High marks, too, to Harry Fowler for his Sam Weller, to Hermione Batldelcy as Mrs. Wardell, and the enormous supporting cast, which includes such names as Hermione Gingold, Sam Costa, George Rohey (as the elder Weller) and Joyce Grenfell.

MADE IN HEAVEN (Odeon, Marble Arch: Certificate U) Director: John Paddy Carstairs

PETULA CLARK (she's 20 tomorrow) gets her first grown-up role in the story of a young couple who enter for the Dunmow Flitch.

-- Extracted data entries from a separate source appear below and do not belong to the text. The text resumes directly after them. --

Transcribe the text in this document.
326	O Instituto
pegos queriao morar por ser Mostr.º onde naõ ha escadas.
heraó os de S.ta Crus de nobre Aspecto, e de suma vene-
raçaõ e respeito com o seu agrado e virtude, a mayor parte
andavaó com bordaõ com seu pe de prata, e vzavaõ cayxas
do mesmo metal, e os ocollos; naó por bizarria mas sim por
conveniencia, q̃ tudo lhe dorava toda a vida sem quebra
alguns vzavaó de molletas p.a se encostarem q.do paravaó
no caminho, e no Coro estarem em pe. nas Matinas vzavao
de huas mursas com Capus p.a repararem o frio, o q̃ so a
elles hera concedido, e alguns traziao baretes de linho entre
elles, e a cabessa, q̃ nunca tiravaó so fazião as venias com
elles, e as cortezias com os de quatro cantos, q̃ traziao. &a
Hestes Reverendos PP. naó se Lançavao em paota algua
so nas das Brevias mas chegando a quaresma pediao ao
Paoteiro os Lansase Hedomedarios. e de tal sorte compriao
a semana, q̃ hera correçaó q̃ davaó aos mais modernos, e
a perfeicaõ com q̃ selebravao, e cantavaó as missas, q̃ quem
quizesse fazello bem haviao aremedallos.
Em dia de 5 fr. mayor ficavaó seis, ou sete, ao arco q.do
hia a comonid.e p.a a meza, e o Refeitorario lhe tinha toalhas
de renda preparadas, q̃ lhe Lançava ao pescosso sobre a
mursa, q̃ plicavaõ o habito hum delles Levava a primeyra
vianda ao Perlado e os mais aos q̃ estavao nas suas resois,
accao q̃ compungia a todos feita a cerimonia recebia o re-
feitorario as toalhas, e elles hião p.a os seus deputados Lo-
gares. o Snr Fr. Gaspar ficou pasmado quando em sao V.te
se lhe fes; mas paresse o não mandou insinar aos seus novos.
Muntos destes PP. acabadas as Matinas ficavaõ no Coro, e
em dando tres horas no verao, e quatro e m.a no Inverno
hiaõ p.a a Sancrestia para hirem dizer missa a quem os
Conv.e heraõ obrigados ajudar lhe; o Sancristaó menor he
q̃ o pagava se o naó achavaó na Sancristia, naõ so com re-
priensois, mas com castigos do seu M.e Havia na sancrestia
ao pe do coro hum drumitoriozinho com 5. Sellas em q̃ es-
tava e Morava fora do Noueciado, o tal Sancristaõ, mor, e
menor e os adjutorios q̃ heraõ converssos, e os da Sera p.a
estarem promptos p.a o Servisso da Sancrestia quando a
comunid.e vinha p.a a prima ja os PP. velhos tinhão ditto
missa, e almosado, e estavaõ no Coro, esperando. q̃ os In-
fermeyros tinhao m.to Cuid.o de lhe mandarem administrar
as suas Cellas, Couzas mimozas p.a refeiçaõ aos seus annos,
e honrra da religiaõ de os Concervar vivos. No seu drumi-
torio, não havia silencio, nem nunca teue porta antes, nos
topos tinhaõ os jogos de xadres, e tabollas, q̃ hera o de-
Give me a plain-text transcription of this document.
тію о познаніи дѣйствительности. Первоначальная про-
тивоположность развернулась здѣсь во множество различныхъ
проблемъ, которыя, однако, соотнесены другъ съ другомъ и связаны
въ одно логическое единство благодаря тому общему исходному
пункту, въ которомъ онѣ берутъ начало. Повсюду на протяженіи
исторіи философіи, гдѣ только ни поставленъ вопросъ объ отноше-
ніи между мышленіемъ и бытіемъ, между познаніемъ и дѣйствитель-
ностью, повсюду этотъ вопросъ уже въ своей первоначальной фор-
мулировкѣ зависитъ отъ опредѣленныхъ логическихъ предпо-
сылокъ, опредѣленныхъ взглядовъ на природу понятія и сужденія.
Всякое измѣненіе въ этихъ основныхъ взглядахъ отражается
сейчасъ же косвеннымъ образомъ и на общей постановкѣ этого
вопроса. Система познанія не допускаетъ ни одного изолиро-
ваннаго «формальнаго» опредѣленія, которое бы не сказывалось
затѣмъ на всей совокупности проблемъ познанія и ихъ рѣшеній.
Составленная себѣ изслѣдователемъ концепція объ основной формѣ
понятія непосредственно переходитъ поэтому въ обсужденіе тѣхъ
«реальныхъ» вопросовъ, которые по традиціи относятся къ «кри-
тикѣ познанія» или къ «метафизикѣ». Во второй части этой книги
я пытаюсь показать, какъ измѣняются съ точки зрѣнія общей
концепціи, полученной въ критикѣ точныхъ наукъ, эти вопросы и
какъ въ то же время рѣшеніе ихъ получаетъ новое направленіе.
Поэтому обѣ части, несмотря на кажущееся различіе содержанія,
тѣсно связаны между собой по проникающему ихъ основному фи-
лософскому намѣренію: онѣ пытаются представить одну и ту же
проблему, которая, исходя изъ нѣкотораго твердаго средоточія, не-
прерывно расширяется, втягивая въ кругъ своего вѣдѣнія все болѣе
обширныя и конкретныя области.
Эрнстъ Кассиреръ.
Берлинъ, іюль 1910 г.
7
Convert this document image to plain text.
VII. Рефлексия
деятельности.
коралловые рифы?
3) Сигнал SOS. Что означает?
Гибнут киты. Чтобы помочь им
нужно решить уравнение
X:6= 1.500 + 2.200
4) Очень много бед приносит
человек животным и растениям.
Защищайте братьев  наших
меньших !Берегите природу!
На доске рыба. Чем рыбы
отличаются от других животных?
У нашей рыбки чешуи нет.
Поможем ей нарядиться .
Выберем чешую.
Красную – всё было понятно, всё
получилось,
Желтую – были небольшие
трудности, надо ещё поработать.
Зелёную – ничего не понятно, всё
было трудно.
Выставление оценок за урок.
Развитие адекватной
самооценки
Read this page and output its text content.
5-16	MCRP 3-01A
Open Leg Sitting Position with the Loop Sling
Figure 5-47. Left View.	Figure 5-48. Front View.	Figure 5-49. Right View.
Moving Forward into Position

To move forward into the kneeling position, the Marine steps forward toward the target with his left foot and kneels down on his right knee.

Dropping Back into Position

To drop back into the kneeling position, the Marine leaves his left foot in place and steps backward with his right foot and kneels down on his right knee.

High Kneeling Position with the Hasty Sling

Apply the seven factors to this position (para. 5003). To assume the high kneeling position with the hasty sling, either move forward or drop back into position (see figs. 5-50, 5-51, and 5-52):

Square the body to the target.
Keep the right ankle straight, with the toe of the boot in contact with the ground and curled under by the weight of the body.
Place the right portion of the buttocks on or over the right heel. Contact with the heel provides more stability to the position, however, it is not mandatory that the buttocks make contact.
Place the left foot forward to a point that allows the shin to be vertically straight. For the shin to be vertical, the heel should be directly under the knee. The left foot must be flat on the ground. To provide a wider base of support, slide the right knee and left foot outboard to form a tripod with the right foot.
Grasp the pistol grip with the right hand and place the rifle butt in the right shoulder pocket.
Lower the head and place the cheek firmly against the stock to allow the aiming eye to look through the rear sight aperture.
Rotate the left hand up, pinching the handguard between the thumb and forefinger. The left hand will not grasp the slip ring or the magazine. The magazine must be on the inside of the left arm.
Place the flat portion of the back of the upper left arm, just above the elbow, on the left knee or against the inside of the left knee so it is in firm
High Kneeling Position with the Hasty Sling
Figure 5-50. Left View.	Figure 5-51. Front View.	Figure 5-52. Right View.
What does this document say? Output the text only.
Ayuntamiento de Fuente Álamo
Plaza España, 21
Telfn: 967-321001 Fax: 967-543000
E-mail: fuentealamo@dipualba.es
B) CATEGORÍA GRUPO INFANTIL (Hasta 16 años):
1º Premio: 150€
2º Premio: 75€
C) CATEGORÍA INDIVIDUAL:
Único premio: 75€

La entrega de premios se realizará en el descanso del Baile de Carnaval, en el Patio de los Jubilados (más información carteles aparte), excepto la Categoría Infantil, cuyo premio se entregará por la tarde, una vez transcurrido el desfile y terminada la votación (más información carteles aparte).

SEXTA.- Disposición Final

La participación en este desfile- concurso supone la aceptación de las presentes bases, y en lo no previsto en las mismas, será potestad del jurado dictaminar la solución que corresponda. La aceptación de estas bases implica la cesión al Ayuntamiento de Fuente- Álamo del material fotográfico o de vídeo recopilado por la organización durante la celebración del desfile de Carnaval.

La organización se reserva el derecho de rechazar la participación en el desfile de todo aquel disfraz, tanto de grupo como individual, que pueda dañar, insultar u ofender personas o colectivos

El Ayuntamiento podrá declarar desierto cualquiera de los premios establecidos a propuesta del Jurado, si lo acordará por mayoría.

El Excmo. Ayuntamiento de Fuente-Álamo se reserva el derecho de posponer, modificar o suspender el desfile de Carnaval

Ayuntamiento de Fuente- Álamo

It all has the unreal glow that Technicolor spreads around its subjects, but it has its moments. Many of these are supplied by Sonja Ziemann as a young Hungarian who comes to help as a domestic in the Dunmow household and sets the male population of Great Dunmow by the ears until her Hungarian beau arrives to take her back to a farm just clear of the Iron Curtain.

David Tomlinson as Petula Clark's husband. Richard Wallis as the longsuffering curate. Athens Seyler as his boring sister, A. E. Matthews as grandpa, Charles Victor as father-inlaw and Sophie Stewart as mother-inlaw all help to keep the fun going in slightly jerky spurts.